Wednesday, April 13, 2011
More than Those Who Watch for the Morning
I don't know what I was thinking.
My nephew and his father wanted to go on an overnight hiking trip. I had never done this before. Worse yet, they had never done this before. Sure, I'll go.
While still at home I read up as much as I could about the trail we would be on, our start and finish points, and what to pack. I practiced hiking with a heavy pack by walking around Kings Gap with my friend's infant son on my back. I read up on GORP - because what I remembered from my Girl Scout hikes was the trail mix: granola, m&m's, dried fruit and nuts.
On the night before we were going to go, I measured out enough GORP for a week-long trek through the Amazon. This was one overnight, up the Appalachian Trail, then off on a side trail and back again to our starting point.
Instead of packing 10 pound bags of GORP, I should have been doing altitude training because our hike began at the Fontana Dam, right at the edge of the North Carolina and Tennessee border and ascended quickly. In one day we climbed 2,000 brutal, exhausting feet… "Did I volunteer for this torture?"

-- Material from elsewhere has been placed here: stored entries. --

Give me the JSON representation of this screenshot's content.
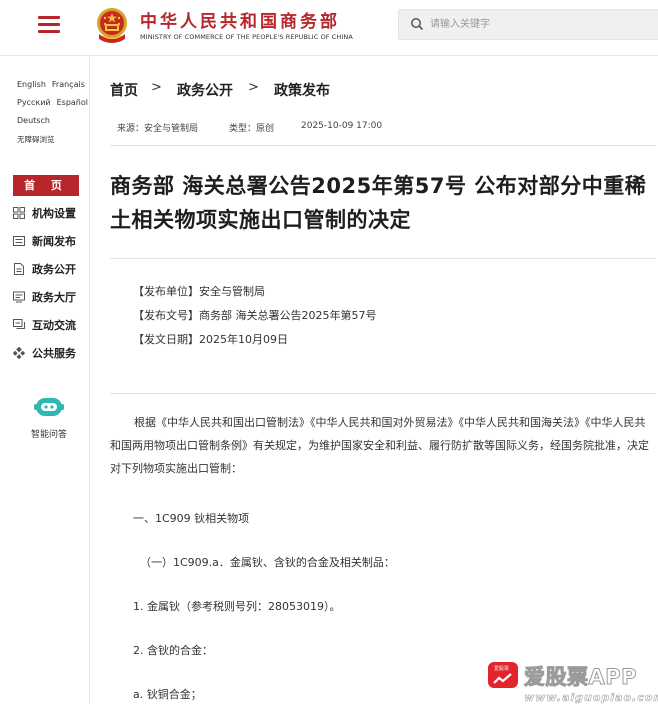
{
  "header": {
    "site_title": "中华人民共和国商务部",
    "site_subtitle": "MINISTRY OF COMMERCE OF THE PEOPLE'S REPUBLIC OF CHINA",
    "search_placeholder": "请输入关键字",
    "brand_color": "#b6262b"
  },
  "sidebar": {
    "languages": {
      "english": "English",
      "french": "Français",
      "russian": "Русский",
      "spanish": "Español",
      "german": "Deutsch",
      "accessible": "无障碍浏览"
    },
    "home_label": "首 页",
    "nav": [
      {
        "label": "机构设置",
        "icon": "org-grid-icon"
      },
      {
        "label": "新闻发布",
        "icon": "news-icon"
      },
      {
        "label": "政务公开",
        "icon": "document-icon"
      },
      {
        "label": "政务大厅",
        "icon": "service-hall-icon"
      },
      {
        "label": "互动交流",
        "icon": "chat-icon"
      },
      {
        "label": "公共服务",
        "icon": "public-service-icon"
      }
    ],
    "assistant_label": "智能问答"
  },
  "breadcrumb": [
    "首页",
    "政务公开",
    "政策发布"
  ],
  "meta": {
    "source": "来源：安全与管制局",
    "type": "类型：原创",
    "date": "2025-10-09 17:00"
  },
  "article": {
    "title": "商务部 海关总署公告2025年第57号 公布对部分中重稀土相关物项实施出口管制的决定",
    "info": {
      "issuer": "【发布单位】安全与管制局",
      "doc_no": "【发布文号】商务部 海关总署公告2025年第57号",
      "date": "【发文日期】2025年10月09日"
    },
    "intro": "根据《中华人民共和国出口管制法》《中华人民共和国对外贸易法》《中华人民共和国海关法》《中华人民共和国两用物项出口管制条例》有关规定，为维护国家安全和利益、履行防扩散等国际义务，经国务院批准，决定对下列物项实施出口管制：",
    "section1": "一、1C909 钬相关物项",
    "subsection1": "（一）1C909.a．金属钬、含钬的合金及相关制品：",
    "item1": "1. 金属钬（参考税则号列：28053019）。",
    "item2": "2. 含钬的合金：",
    "item2a": "a. 钬铜合金；"
  },
  "watermark": {
    "logo_text": "爱股票",
    "text": "爱股票APP",
    "url": "www.aiguopiao.com"
  }
}
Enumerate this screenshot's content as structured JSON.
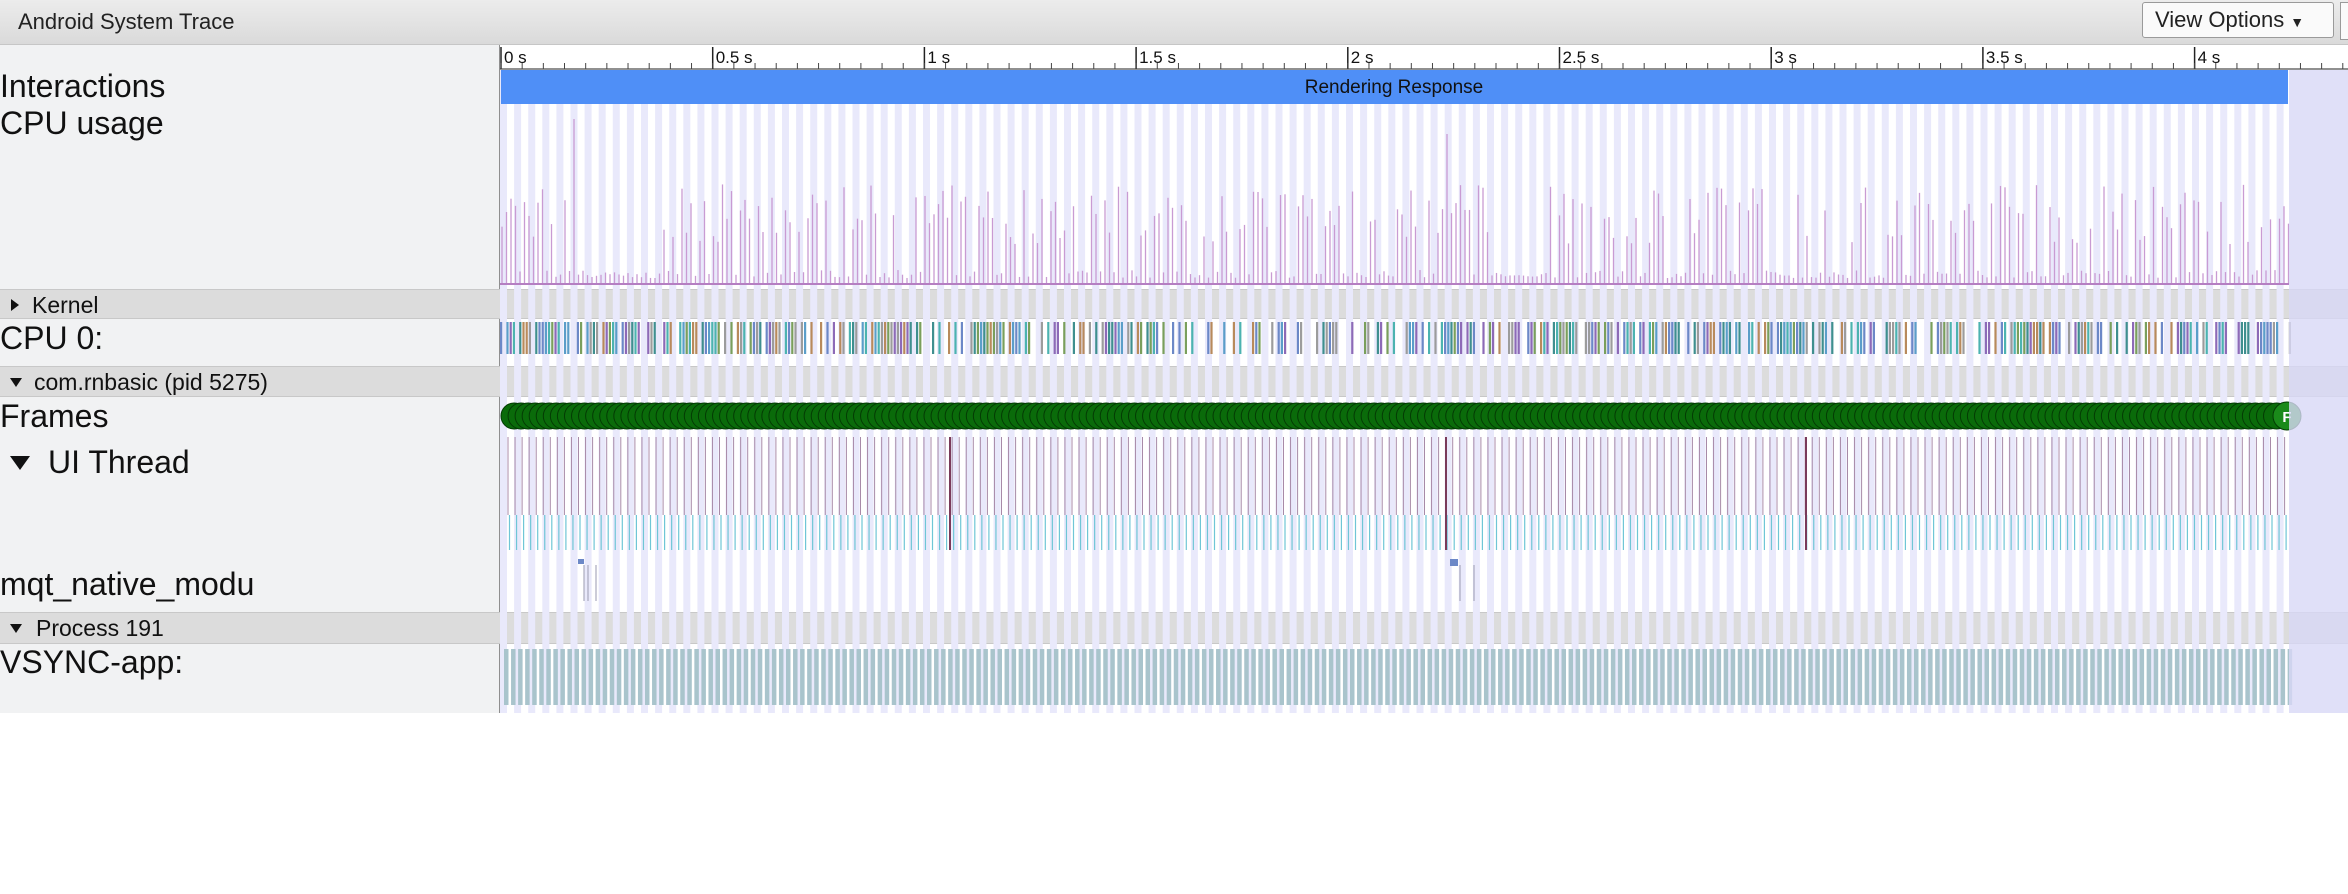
{
  "app": {
    "title": "Android System Trace"
  },
  "toolbar": {
    "view_options_label": "View Options"
  },
  "ruler": {
    "ticks": [
      "0 s",
      "0.5 s",
      "1 s",
      "1.5 s",
      "2 s",
      "2.5 s",
      "3 s",
      "3.5 s",
      "4 s"
    ]
  },
  "tracks": {
    "interactions": {
      "label": "Interactions",
      "event_label": "Rendering Response"
    },
    "cpu_usage": {
      "label": "CPU usage"
    },
    "kernel": {
      "label": "Kernel"
    },
    "cpu0": {
      "label": "CPU 0:"
    },
    "process_rn": {
      "label": "com.rnbasic (pid 5275)"
    },
    "frames": {
      "label": "Frames",
      "last_frame_glyph": "F"
    },
    "ui_thread": {
      "label": "UI Thread"
    },
    "mqt": {
      "label": "mqt_native_modu"
    },
    "process_191": {
      "label": "Process 191"
    },
    "vsync": {
      "label": "VSYNC-app:"
    }
  },
  "colors": {
    "interaction_bar": "#4f8ff7",
    "cpu_usage": "#c99bd3",
    "frame_ok": "#0a6b0a",
    "vsync": "#a9c4cc",
    "selection_shade": "#d8d8f6"
  }
}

I was out of shape, but my brother-in-law was hurting. He not only had his backpack,
overloaded with the stuff inexperienced people bring on such treks, but he also had about 50-75lbs of extra body weight he had intended to lose before our little adventure AND the pride he was carrying which was refusing to let him give me anything from his backpack to put in mine.
My nephew was an eager and able 12 year old whose energy knew no bounds nor
understanding of why he kept having to run back and check on the grown-ups. Finally, at a particularly peakid point of our journey, his father acquiesced and let the woman take some of the weight out of his backpack and put it in mine.
Of course, now as we journied on I was the one burdened with not only the added weight in my backpack and the extra pounds of body weight I had meant to lose before our adventure... but also the weight of pride. Because we all know there was NO way I was handing any of that stuff back for him to carry.
As the old phrase goes: Pride goeth before the passing out.
We did manage to make it to the top of our ascent and revelled in our victory. Nephew and I even climbed up a fire tower so we could look out over the vast expanse of mountain sides that surrounded us and all the way down 2,050 feet to Fontana Lake and Dam below.... the terror I felt at that moment will be in a sermon for another day.
As we made the turn down a side trail to make our return to the truck and civilization (read: flushies) we also started to look for the campsite we had reserved… or to be more specific, the clearing that had a painted number on a piece of wood over it.
Here is why it was so important that we find that clearing. At these campsites they had pulley systems set up between two trees so that you could hoist your backpacks into the air in order to keep them away from… the bears.
Seriously, what were we thinking?
Dusk began to descend and unfortunately so did the raindrops. We were just about to camp i the next clearing no matter whether it had a sign on it or not when finally we reached our barren campsite. We managed to grab a bite to eat, change our clothes, set up the tent on seemingly as many roots as possible and haul our edible gear into the trees on their pullies so that the bears didn't get it - just as the rain really started to come down.
We laid down in our cramped tent, my nephew in the middle, and eventually he drifted off to sleep. The two adults in the tent were left to feel every aching part of their body and hear every sound of the forest.
I learned two important things that night about an overnight hike. One, the campfire isn't just for show. It's to ease the body you just abused into a relaxed state so that you can better go to sleep. If the campfire doesn't work then that leads to the second thing I learned - bring Tylenol PM.
As I lay on the ground, feeling every piece of dirt, stone and stick that we had not seen when we put up the tent and wondering if my sleeping bag had been so heavy to carry because of the rocks that seemed to be in its lining, I realized that I was very far away from ever sleeping.
In fact, that night I never slept.
I layed there… and prayed that the rain wouldn’t come in the tent, that at the very least it would keep the bears from looking for lonely pieces of GORP, and that the morning would come so that we could be done with this adventure.
At one desperate point I actually thought to myself, “What if this is the day that the sun doesn’t come up?”
“What if it’s never morning?”
I wait for the Lord, my soul waits,
And in His word I hope;
My soul waits for the Lord
more than those who watch for the morning,
more than those who watch for the morning.